Here are a few sniff-tests you can use to detect the trap:
- Your product is an antidote to another widespread behavior
- Success relies on educating the user / educating the market
- The users that seem like perfect targets are the first to churn
- There is no unavoidable, "compelling event" in the life of your user where they have to buy your product
Find users who have a problem, already know that they have the problem and want to solve the problem right now
I'd add that this one really shows why the vitamin/painkiller metaphor is a false dichotomy, because it can affect both painkillers and vitamins. The YC motto "Make Something People Want" perfectly captures the message.
10x better
This one is classic startup advice you can read online: "founders, your product should be 10x better than the competition", or something along those lines. Not the most actionable advice. I have personally struggled a lot with what that meant in practice, and the way I've rewritten it in my head is:
10x better at something for someone.
Let me break it down, but in order of importance:
- Why "at something": in order to win, you need to be 10x better at something very specific, very differentiated. For example, you might offer an existing product at 1/10th of the price, or 10x faster. It's impractical to be better at everything, since you have limited resources, and it makes you compete with incumbents. Taking the time to write down specifically what you are better at will spare you from a lot of uncertainty and painful learnings later. In particular, don't pick a product idea that implies rebuilding all the table-stakes in that particular market just to add your special new feature.
- Why 10x and not 2x or 5x: I've sold software and I've bought software, and 10x is what puts your product in the "immeasurable" category where buyers just pay for it without too many questions. Below that level, your product will follow the typical procurement process, approvals, studies of impact, etc. - precisely because it's too tempting to measure against existing solutions. 10x avoids competition, and competition is bad.

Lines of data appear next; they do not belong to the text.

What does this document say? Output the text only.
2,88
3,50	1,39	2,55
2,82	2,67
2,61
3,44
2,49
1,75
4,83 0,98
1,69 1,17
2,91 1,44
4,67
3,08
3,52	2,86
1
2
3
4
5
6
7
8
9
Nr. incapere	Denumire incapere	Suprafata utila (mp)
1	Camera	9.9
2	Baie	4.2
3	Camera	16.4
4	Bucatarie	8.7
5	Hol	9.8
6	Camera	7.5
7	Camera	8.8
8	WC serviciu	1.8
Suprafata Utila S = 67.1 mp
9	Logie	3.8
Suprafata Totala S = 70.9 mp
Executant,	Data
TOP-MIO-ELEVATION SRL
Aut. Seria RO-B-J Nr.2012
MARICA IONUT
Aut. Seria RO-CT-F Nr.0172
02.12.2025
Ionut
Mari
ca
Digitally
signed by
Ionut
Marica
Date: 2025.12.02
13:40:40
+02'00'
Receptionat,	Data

- Why "for someone": this one is connected to the learning that companies don't buy software, people do. The "10x better" experienced by the company (the buying entity) should have a corresponding "10x better chance of getting promoted" or "10x more time to spend with my kids" in the mind of your user.
Conclusion
I've shared 4 tests that can help answer the question "am I building a vitamin or painkiller?" in hopefully concrete, actionable ways. On the surface, especially if you are currently trying to find PMF, they may seem blunt or unattainable. Their shared goal is to create more certainty, the one thing startup founders lack most. Thanks for reading!